4. De TSI's vormen geen beletsel voor besluiten van de Lid-Staten over het gebruik van nieuwe of aangepaste infrastructuur voor ander treinverkeer.

5. De naleving van het geheel van de TSI's zorgt ervoor dat een samenhangend transeuropees hoge-snelheidsspoorwegsysteem tot stand wordt gebracht, dat de samenhang van het bestaande spoorwegnet van elke Lid-Staat op passende wijze onverlet laat.

▼M2

6. Wanneer dat strikt noodzakelijk is om te voldoen aan de doelstellingen van deze richtlijn, kunnen TSI's expliciet en duidelijk verwijzen naar Europese normen of specificaties. In dat geval worden die Europese normen of specificaties (of de desbetreffende delen daarvan) beschouwd als een bijlage van de desbetreffende TSI en krijgen zij een verplicht karakter op het moment dat de TSI van toepassing is. Indien Europese normen of specificaties ontbreken en nog ontwikkeld dienen te worden, kan worden verwezen naar andere, duidelijk geïdentificeerde documenten met een normatief karakter: in dat geval betreft het eenvoudig toegankelijke documenten uit de openbare sfeer.

▼M2

Artikel 6

1. De ontwerp-TSI's en latere wijzigingen in TSI's worden opgesteld in opdracht van de Commissie overeenkomstig de procedure van artikel 21, lid 2. Zij worden opgesteld onder de verantwoordelijkheid van het bureau, overeenkomstig de artikelen 3 en 12 van Verordening (EG) nr. 881/2004 van het Europees Parlement en de Raad tot oprichting van een Europees spoorwegbureau („de Spoorwegbureauverordening”) (10) van 29 april 2004 en in samenwerking met de in die artikelen genoemde werkgroepen.
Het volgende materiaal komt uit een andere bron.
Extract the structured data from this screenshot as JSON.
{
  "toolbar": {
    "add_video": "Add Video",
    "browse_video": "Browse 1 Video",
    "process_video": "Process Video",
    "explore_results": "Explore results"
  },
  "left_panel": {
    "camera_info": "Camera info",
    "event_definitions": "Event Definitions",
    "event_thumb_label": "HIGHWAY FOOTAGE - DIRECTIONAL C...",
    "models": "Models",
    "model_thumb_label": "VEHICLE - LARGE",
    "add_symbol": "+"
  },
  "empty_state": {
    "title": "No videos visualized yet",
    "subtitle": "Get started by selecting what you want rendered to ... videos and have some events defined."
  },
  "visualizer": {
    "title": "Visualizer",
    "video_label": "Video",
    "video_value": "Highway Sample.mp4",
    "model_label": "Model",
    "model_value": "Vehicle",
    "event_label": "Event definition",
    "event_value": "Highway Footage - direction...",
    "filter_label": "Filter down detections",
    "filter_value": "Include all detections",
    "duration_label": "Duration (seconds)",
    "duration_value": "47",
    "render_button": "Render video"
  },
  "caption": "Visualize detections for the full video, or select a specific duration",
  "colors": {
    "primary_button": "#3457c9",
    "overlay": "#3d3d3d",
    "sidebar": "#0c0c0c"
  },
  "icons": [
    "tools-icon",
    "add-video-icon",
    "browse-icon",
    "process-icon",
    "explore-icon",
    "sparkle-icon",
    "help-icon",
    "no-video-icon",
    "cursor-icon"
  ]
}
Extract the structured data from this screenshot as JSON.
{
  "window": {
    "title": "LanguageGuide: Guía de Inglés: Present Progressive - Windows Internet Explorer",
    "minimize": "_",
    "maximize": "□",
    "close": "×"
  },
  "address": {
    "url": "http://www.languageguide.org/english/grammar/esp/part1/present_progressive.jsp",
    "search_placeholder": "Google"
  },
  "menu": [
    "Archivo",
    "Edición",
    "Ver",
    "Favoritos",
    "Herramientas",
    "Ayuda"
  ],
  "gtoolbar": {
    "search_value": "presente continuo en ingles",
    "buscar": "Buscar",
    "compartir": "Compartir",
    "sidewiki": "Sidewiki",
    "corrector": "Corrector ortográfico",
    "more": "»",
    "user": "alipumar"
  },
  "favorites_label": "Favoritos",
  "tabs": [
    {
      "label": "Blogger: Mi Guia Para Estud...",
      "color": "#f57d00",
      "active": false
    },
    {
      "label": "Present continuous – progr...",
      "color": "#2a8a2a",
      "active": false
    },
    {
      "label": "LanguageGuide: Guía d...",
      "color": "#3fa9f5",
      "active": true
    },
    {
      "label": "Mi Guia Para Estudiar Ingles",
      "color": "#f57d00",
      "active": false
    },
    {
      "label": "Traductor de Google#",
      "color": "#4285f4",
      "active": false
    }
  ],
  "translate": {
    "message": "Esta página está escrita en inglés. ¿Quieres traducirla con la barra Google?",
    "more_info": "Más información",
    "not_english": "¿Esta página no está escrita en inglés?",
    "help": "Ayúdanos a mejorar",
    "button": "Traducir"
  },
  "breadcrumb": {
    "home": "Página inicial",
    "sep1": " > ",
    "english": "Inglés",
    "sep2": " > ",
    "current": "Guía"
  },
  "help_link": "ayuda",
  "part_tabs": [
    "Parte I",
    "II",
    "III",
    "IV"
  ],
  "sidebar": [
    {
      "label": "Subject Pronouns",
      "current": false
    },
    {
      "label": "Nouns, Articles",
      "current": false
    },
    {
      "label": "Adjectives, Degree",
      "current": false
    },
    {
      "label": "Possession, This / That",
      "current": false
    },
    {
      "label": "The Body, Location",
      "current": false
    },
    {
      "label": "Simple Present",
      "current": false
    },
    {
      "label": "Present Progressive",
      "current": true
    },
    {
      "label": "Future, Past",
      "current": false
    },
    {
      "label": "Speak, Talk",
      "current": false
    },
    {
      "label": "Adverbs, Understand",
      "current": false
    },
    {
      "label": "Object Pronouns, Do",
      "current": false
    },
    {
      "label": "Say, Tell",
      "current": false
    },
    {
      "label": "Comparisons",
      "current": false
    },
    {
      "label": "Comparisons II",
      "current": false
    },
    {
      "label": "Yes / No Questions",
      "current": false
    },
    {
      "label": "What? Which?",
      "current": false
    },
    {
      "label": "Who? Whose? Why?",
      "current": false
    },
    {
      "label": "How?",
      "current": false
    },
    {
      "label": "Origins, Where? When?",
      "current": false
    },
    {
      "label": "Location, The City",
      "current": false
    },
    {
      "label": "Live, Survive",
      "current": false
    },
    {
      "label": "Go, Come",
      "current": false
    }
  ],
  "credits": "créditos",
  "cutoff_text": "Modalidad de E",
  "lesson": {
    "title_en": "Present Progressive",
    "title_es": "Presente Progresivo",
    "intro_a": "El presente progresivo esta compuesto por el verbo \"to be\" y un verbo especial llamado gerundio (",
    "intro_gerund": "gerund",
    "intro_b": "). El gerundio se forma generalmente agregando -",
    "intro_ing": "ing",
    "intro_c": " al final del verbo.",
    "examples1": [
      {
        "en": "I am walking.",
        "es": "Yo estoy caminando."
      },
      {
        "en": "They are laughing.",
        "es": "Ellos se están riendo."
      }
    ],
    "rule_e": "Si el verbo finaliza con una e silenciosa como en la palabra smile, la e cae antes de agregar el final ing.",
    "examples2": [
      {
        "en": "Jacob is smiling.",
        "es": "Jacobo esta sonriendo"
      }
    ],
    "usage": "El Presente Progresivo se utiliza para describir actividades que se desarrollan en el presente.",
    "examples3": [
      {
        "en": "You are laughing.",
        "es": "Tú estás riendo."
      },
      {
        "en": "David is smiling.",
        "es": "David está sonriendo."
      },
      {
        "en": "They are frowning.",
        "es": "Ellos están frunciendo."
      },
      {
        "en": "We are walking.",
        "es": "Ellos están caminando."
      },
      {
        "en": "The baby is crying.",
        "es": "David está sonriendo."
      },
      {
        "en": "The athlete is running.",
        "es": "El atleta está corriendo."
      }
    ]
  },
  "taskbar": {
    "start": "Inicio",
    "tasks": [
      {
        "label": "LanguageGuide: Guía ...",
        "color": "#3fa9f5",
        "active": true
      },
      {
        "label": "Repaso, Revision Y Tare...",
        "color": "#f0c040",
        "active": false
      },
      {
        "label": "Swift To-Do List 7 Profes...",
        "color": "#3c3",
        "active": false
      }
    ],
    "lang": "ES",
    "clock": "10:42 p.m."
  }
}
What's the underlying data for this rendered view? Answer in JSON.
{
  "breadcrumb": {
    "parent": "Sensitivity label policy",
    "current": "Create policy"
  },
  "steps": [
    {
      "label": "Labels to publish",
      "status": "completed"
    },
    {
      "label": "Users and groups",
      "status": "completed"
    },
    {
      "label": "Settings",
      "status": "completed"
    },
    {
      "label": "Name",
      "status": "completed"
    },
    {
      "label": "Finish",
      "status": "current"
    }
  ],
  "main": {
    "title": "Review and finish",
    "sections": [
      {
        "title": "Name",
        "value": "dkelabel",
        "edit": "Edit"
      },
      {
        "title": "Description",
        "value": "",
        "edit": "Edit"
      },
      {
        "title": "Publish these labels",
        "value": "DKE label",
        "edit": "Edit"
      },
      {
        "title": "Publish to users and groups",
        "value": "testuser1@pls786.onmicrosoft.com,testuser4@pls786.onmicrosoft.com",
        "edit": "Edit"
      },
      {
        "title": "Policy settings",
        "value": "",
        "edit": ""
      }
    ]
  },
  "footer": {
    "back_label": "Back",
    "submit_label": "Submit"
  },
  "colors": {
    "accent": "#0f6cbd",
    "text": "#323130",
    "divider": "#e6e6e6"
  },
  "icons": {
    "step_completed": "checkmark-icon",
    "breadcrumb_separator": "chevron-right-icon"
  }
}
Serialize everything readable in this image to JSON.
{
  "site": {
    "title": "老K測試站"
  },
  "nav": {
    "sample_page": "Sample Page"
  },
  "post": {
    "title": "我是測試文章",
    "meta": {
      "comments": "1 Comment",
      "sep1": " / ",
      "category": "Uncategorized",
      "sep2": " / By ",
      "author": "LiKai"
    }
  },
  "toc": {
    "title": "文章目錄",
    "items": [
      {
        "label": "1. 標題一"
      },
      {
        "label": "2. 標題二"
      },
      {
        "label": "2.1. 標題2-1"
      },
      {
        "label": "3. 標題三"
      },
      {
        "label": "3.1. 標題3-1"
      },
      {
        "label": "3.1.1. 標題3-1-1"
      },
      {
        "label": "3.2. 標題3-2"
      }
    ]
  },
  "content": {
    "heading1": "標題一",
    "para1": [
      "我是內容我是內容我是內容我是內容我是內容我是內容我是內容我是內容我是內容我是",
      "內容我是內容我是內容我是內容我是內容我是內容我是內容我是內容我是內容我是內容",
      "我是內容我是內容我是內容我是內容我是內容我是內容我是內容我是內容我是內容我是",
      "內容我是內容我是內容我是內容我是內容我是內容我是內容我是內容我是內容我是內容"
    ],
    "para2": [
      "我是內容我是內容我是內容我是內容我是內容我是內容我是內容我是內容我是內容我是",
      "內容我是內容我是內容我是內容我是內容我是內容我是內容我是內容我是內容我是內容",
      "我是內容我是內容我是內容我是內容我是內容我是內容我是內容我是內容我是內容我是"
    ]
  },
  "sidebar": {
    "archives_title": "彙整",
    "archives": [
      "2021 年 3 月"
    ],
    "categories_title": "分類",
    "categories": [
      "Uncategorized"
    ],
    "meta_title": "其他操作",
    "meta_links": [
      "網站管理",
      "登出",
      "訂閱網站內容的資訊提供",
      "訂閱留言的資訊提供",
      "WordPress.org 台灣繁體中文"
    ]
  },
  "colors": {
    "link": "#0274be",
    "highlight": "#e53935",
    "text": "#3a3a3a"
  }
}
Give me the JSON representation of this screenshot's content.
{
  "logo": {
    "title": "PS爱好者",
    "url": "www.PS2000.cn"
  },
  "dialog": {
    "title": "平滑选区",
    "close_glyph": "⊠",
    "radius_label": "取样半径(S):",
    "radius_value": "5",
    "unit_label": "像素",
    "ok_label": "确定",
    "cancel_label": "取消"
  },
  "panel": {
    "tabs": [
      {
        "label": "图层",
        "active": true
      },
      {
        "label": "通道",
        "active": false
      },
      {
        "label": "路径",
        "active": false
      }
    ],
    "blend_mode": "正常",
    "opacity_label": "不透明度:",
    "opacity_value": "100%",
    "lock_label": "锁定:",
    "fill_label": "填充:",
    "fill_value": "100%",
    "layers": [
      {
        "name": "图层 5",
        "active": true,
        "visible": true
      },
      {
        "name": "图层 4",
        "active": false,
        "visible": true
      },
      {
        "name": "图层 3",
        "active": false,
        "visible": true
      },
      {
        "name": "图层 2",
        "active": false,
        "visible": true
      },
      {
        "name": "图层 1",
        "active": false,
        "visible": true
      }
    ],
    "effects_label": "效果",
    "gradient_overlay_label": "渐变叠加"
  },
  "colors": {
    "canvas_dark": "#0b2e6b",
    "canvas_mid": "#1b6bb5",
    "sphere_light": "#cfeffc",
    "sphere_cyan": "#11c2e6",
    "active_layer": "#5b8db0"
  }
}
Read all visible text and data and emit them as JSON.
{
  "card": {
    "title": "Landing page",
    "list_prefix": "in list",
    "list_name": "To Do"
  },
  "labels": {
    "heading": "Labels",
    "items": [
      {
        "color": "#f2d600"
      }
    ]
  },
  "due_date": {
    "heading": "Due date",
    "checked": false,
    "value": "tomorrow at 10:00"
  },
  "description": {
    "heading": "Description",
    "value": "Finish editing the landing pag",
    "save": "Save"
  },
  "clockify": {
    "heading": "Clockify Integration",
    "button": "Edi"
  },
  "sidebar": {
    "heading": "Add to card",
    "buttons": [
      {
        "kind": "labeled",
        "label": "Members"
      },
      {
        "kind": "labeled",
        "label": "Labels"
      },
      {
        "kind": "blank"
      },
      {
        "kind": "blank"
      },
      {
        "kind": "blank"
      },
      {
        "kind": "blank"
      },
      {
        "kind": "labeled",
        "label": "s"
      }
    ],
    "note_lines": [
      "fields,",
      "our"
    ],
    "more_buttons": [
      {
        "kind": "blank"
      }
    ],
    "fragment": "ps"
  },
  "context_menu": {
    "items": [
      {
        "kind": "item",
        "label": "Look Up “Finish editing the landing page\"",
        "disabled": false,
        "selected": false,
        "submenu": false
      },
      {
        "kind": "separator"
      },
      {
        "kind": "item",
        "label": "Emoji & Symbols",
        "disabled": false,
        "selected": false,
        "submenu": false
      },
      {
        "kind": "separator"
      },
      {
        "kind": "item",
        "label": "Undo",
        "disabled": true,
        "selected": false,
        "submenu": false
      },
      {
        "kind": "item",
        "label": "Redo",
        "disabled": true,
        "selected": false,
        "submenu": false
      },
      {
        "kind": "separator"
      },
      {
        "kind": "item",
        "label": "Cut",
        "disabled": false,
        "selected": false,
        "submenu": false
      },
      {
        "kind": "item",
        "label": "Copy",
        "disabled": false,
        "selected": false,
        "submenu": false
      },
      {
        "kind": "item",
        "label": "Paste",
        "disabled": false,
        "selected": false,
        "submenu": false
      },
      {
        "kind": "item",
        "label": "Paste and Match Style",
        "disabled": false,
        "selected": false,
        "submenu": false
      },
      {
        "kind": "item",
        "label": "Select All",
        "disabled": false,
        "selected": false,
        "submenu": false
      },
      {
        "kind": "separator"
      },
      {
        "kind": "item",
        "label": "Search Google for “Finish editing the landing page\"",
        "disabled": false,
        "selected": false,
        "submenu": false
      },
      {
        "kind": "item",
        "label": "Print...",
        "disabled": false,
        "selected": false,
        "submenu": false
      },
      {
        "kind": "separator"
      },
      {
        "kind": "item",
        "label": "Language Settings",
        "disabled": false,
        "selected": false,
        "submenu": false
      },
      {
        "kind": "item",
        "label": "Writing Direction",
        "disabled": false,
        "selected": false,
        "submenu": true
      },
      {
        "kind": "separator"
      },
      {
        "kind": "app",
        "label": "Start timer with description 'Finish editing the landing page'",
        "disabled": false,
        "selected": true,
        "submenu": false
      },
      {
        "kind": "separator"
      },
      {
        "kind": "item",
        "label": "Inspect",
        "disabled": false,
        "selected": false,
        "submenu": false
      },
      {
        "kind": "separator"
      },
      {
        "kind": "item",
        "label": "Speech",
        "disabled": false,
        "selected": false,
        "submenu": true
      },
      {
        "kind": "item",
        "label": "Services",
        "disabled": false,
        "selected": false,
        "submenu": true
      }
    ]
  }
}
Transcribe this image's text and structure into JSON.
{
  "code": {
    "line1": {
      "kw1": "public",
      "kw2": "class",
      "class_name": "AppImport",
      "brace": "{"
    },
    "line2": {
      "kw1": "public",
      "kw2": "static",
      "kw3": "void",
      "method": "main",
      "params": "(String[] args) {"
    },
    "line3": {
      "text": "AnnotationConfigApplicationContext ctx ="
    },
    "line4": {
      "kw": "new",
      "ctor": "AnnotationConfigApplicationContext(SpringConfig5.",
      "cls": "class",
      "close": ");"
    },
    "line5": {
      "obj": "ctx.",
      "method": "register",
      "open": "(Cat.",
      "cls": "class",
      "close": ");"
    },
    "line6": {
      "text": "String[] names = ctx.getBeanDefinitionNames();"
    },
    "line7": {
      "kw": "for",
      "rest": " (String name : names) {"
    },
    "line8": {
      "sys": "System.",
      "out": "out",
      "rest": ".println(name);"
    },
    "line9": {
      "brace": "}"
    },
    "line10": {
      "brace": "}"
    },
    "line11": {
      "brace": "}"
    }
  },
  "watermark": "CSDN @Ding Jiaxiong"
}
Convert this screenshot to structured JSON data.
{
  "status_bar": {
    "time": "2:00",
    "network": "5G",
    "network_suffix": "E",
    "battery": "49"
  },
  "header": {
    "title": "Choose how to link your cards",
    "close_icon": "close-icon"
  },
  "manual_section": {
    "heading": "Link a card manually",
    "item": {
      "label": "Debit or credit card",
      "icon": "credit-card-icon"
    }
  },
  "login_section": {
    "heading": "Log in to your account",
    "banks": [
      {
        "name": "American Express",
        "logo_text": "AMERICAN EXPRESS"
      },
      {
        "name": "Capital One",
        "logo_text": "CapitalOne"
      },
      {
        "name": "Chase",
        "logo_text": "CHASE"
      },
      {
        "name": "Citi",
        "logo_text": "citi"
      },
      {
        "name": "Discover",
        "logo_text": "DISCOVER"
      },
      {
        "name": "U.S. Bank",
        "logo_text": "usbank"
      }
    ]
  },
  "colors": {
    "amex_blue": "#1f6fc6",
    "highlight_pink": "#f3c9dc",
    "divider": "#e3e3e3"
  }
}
De ontwerp-TSI's worden opgesteld en herzien volgens de procedure van artikel 21, lid 2. Zij worden door de Commissie in het Publicatieblad van de Europese Unie bekendgemaakt.

2. Het bureau is belast met de voorbereiding van de herziening en bijwerking van de TSI's en het doen van eventuele aanbevelingen aan het in artikel 21 bedoelde comité, teneinde rekening te houden met de ontwikkeling van de techniek en de maatschappelijke eisen.

3. Elke ontwerp-TSI wordt in twee fasen opgesteld.

Eerst bepaalt het bureau de fundamentele parameters voor deze TSI, alsmede de interfaces met de andere subsystemen en alle andere noodzakelijke specifieke gevallen. Voor elk van deze parameters en interfaces worden de meest gunstige alternatieve oplossingen, vergezeld van technische en economische bewijsstukken, gepresenteerd. Overeenkomstig de procedure van artikel 21, lid 2, wordt een besluit genomen; indien nodig worden specifieke gevallen vermeld.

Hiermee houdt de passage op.